24 julio, 2009

E.B.


Eres la inspiración silente que, como aparecida en un océano de quietud, resquebraja mis sensaciones y explosiona el manantial de mis palabras.

Sólo así se comprende el tremendo ardor que me atenaza en esta canícula, insoportable, regada por licor y decepción.

Cuando evoco el pasado (tan reciente) y tus preguntas (quizá incrédulas) que me reprochan mi osadía (que, sin embargo, pretendía ser honestidad).

Desestimaste el privilegio protector de la curatela guiada por el simple impulso de la intuición sensitiva.

Con tus silencios, construí un castillo de pesar desde cuyas almenas vislumbro una caída libre sin atender a que el sujeto paciente de la catástrofe no soy otro que yo.

Cuando Unamuno, en su eterna Niebla, aludía a la figura de un paraguas, como símbolo metafórico en su posición cerrada, desconocía el significado de comunión en las tardes del aguacero que cubrieron el verano de Madrid.

Estrecho mis temores ante los colores de las cuentas que guían mi oración.

Temo haber errado.

Imploro un perdón que, en todo caso, asumo no voy a encontrar.
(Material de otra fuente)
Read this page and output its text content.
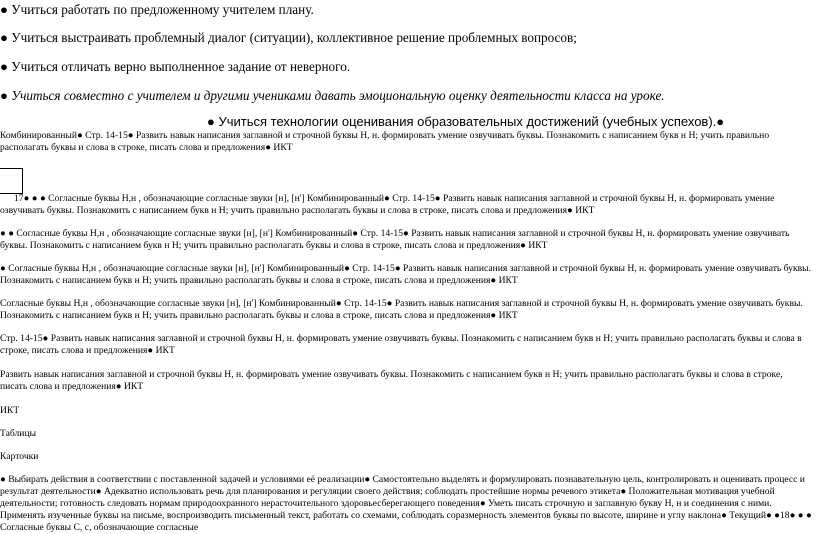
● Учиться работать по предложенному учителем плану.
● Учиться выстраивать проблемный диалог (ситуации), коллективное решение проблемных вопросов;
● Учиться отличать верно выполненное задание от неверного.
● Учиться совместно с учителем и другими учениками давать эмоциональную оценку деятельности класса на уроке.
● Учиться технологии оценивания образовательных достижений (учебных успехов).●
Комбинированный● Стр. 14-15● Развить навык написания заглавной и строчной буквы Н, н. формировать умение озвучивать буквы. Познакомить с написанием букв н Н; учить правильно располагать буквы и слова в строке, писать слова и предложения● ИКТ
17● ● ● Согласные буквы Н,н , обозначающие согласные звуки [н], [н'] Комбинированный● Стр. 14-15● Развить навык написания заглавной и строчной буквы Н, н. формировать умение озвучивать буквы. Познакомить с написанием букв н Н; учить правильно располагать буквы и слова в строке, писать слова и предложения● ИКТ
● ● Согласные буквы Н,н , обозначающие согласные звуки [н], [н'] Комбинированный● Стр. 14-15● Развить навык написания заглавной и строчной буквы Н, н. формировать умение озвучивать буквы. Познакомить с написанием букв н Н; учить правильно располагать буквы и слова в строке, писать слова и предложения● ИКТ
● Согласные буквы Н,н , обозначающие согласные звуки [н], [н'] Комбинированный● Стр. 14-15● Развить навык написания заглавной и строчной буквы Н, н. формировать умение озвучивать буквы. Познакомить с написанием букв н Н; учить правильно располагать буквы и слова в строке, писать слова и предложения● ИКТ
Согласные буквы Н,н , обозначающие согласные звуки [н], [н'] Комбинированный● Стр. 14-15● Развить навык написания заглавной и строчной буквы Н, н. формировать умение озвучивать буквы. Познакомить с написанием букв н Н; учить правильно располагать буквы и слова в строке, писать слова и предложения● ИКТ
Стр. 14-15● Развить навык написания заглавной и строчной буквы Н, н. формировать умение озвучивать буквы. Познакомить с написанием букв н Н; учить правильно располагать буквы и слова в строке, писать слова и предложения● ИКТ
Развить навык написания заглавной и строчной буквы Н, н. формировать умение озвучивать буквы. Познакомить с написанием букв н Н; учить правильно располагать буквы и слова в строке, писать слова и предложения● ИКТ
ИКТ
Таблицы
Карточки
● Выбирать действия в соответствии с поставленной задачей и условиями её реализации● Самостоятельно выделять и формулировать познавательную цель, контролировать и оценивать процесс и результат деятельности● Адекватно использовать речь для планирования и регуляции своего действия; соблюдать простейшие нормы речевого этикета● Положительная мотивация учебной деятельности; готовность следовать нормам природоохранного нерасточительного здоровьесберегающего поведения● Уметь писать строчную и заглавную букву Н, н и соединения с ними. Применять изученные буквы на письме, воспроизводить письменный текст, работать со схемами, соблюдать соразмерность элементов буквы по высоте, ширине и углу наклона● Текущий● ●18● ● ● Согласные буквы С, с, обозначающие согласные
Recuerdo que aquella primera vez que, desconocida, inspiraste mis sensaciones y mi agudeza sensorial, el tiempo y los relojes eludían algunas historias de sangrientos asesinos seriales.

Y mis crímenes estaban expiados.

Y la lluvia era un incómodo elemento que mojaba las suelas de mis zapatos.

Ahora, imploro que las nubes encapoten el cielo de este rojo y negro que, alguno osados, denominan Madrid.

Y persigo la noche en la que mis palabras no retumben en tus oídos carentes de creencia.

Mientras, el amor se me escapa, a borbotones (como el burel que recibe la estocada certera), en poemas que desearía no tener que firmar.